The Demise of the Unused Concessional Contribution?

27 May 2026

Written by

David Busoli, Principal

A member with a total super balance of less than $500k, as at the end of the previous financial year, can make a personal concessional contribution based on this year’s cap plus the unused portion of the caps for the previous 5 years. This can amount to a substantial amount which has been useful in reducing the tax payable on realised gains to, in many cases, zero.

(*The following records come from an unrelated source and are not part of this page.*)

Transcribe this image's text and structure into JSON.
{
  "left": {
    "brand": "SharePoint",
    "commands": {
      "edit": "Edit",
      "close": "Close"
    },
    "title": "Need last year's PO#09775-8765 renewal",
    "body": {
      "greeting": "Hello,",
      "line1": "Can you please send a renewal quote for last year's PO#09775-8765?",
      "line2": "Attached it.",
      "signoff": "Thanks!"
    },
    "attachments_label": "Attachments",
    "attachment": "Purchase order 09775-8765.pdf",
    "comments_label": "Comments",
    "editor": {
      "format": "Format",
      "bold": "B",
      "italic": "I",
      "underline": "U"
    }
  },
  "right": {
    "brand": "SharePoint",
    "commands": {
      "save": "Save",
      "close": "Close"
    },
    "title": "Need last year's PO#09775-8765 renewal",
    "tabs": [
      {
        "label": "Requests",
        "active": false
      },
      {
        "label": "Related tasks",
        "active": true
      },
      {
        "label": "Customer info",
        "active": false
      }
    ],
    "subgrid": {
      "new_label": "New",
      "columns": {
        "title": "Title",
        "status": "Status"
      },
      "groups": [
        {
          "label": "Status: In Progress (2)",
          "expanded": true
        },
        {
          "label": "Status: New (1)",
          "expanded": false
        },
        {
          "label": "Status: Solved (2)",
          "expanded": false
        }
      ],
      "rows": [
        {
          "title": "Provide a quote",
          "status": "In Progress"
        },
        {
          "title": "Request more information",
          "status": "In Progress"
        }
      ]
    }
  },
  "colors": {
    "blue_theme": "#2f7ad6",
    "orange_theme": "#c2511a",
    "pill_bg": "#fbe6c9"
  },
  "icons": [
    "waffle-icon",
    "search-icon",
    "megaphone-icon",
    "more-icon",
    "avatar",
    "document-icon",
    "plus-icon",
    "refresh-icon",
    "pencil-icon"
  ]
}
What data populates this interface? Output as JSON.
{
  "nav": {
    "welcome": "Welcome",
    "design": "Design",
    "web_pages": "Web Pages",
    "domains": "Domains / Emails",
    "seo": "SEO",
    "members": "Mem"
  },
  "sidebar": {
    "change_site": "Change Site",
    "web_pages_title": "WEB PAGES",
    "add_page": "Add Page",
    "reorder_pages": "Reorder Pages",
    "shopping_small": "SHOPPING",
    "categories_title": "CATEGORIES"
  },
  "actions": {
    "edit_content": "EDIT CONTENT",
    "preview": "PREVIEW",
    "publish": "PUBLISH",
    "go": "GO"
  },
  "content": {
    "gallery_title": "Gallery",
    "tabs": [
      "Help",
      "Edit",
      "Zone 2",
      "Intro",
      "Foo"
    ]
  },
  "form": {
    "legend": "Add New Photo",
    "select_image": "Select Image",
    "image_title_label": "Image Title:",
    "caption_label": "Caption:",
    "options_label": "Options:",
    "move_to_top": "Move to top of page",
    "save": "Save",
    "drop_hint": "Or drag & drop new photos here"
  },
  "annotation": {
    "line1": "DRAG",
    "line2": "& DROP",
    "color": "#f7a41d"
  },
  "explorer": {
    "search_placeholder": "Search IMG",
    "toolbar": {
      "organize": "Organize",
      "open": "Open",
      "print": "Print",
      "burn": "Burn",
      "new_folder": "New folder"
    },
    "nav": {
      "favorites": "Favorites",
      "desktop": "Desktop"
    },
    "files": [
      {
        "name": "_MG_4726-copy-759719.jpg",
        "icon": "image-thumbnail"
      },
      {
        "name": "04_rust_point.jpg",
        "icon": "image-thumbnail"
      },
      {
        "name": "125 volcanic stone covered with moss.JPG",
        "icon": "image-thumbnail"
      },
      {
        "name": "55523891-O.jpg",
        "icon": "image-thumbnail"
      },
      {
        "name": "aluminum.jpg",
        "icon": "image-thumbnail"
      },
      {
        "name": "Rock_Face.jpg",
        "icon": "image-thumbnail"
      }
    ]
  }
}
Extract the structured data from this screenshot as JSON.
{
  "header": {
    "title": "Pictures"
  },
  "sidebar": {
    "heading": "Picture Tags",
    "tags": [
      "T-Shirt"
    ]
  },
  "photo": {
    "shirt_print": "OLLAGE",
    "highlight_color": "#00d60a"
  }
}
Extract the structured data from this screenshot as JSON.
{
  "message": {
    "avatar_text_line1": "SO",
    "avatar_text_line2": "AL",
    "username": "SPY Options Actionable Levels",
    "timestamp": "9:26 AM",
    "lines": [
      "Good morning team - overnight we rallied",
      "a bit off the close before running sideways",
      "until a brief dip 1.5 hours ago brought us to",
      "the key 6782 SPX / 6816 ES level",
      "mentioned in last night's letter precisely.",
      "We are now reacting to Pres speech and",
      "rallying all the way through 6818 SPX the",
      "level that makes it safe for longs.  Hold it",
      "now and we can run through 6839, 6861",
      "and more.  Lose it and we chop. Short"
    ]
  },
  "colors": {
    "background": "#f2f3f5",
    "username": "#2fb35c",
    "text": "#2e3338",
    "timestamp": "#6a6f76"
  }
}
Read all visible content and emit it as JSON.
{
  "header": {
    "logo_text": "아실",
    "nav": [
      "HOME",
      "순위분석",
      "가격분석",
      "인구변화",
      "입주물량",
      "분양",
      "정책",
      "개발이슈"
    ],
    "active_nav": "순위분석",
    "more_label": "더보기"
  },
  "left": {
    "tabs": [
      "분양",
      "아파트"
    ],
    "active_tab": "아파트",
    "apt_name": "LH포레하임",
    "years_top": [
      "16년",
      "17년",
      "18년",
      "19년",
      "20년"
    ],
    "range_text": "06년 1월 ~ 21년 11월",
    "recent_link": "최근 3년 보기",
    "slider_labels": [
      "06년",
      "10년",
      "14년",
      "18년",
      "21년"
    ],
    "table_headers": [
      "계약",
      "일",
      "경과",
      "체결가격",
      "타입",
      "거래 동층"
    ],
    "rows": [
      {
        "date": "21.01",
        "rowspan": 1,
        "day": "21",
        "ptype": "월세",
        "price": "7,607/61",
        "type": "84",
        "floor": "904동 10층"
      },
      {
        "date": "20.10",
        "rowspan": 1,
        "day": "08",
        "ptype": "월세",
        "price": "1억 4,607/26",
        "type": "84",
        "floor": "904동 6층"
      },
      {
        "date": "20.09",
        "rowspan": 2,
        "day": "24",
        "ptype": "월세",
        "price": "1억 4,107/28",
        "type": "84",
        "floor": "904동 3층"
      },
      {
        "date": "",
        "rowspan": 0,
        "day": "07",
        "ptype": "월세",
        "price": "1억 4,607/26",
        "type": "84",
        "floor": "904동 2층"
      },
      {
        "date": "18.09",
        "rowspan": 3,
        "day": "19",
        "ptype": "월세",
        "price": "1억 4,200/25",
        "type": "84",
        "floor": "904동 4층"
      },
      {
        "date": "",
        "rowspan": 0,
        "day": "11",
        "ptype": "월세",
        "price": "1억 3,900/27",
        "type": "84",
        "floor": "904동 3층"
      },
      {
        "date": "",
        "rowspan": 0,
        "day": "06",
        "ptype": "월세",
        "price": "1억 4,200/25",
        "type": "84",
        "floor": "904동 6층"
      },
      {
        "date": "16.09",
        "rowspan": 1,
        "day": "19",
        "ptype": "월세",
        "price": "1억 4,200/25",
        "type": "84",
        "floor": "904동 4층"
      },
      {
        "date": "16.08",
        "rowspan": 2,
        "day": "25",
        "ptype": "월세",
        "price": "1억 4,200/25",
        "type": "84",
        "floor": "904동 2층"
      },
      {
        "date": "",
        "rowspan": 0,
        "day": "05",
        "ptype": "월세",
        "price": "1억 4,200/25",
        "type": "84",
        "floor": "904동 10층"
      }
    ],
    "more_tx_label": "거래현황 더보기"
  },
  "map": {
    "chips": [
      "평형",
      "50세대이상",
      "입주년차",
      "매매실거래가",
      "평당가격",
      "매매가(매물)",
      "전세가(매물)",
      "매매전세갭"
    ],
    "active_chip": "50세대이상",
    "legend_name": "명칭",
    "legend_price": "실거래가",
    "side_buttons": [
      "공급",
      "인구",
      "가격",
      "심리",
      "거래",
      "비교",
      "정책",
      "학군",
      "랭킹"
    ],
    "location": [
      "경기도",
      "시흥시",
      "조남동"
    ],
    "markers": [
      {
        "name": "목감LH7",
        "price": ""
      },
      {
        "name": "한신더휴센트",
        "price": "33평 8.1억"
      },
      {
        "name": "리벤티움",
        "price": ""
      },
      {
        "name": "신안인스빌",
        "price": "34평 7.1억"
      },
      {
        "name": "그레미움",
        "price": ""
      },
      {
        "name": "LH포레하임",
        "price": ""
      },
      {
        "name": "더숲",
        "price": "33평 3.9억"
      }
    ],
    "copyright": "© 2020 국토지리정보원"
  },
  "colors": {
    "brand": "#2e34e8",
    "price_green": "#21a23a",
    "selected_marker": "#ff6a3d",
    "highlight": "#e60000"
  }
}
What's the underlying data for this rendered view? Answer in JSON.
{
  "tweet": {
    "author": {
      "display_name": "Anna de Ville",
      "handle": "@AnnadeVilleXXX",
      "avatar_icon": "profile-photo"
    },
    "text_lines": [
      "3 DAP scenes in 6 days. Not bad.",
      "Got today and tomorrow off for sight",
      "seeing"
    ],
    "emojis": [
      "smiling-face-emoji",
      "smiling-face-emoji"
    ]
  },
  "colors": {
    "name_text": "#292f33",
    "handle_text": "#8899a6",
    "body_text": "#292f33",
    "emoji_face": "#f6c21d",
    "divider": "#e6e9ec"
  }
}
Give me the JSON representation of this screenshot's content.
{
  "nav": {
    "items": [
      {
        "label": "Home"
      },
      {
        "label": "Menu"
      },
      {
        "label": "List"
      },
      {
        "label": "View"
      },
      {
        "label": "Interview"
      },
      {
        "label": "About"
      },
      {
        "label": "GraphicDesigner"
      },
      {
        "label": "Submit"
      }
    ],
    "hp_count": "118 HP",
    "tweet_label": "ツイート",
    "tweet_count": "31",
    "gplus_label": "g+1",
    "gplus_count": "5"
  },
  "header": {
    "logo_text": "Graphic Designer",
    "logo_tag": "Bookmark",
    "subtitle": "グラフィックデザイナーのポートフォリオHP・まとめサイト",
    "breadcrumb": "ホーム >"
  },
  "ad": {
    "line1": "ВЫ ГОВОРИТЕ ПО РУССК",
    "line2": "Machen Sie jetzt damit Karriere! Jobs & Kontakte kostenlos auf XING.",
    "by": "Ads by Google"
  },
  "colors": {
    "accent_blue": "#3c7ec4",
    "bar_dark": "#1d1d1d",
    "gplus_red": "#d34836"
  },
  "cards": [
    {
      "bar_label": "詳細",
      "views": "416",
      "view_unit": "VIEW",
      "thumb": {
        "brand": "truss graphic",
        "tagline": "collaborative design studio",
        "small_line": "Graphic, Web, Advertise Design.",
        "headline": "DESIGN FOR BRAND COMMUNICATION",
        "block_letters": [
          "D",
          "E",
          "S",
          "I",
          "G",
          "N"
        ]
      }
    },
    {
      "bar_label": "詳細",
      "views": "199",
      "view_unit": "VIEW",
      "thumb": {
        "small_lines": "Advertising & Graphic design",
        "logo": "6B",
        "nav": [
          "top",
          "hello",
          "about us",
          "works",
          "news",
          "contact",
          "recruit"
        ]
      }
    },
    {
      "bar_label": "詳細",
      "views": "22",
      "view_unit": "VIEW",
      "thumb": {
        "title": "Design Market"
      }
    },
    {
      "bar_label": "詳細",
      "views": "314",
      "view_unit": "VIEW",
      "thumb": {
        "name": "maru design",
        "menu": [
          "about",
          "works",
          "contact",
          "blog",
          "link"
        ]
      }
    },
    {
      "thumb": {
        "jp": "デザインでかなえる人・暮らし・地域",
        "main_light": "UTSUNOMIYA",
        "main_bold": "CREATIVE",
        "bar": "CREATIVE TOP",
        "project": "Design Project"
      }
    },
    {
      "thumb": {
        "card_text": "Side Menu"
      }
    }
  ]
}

The budget intends that a 30% minimum tax on net capital gains will kick in for individuals, trusts and partnerships from 1 July 2027, on that portion of the assessable capital gain that has accrued from that date. Treasury was unusually candid about the reason why: the 30% minimum tax on capital gains means there’s less or no benefit in selling assets in years when your income is low. The strategy will still exist, but its effect will be significantly diluted for the very group it was most useful for — retirees and lower-income earners crystallising a large gain in a low-income year. For top-bracket clients, the per-dollar effectiveness of the contribution deduction itself barely changes – though the underlying gain will probably be larger with the CGT calculation method changing from discount to CPI indexed.

There is a narrow exception: those receiving income support, including the Age Pension, will be exempt from the minimum tax.

Of course, nothing is law at the moment but I don’t see any real prospect of it not becoming so given the makeup of both houses of Parliament.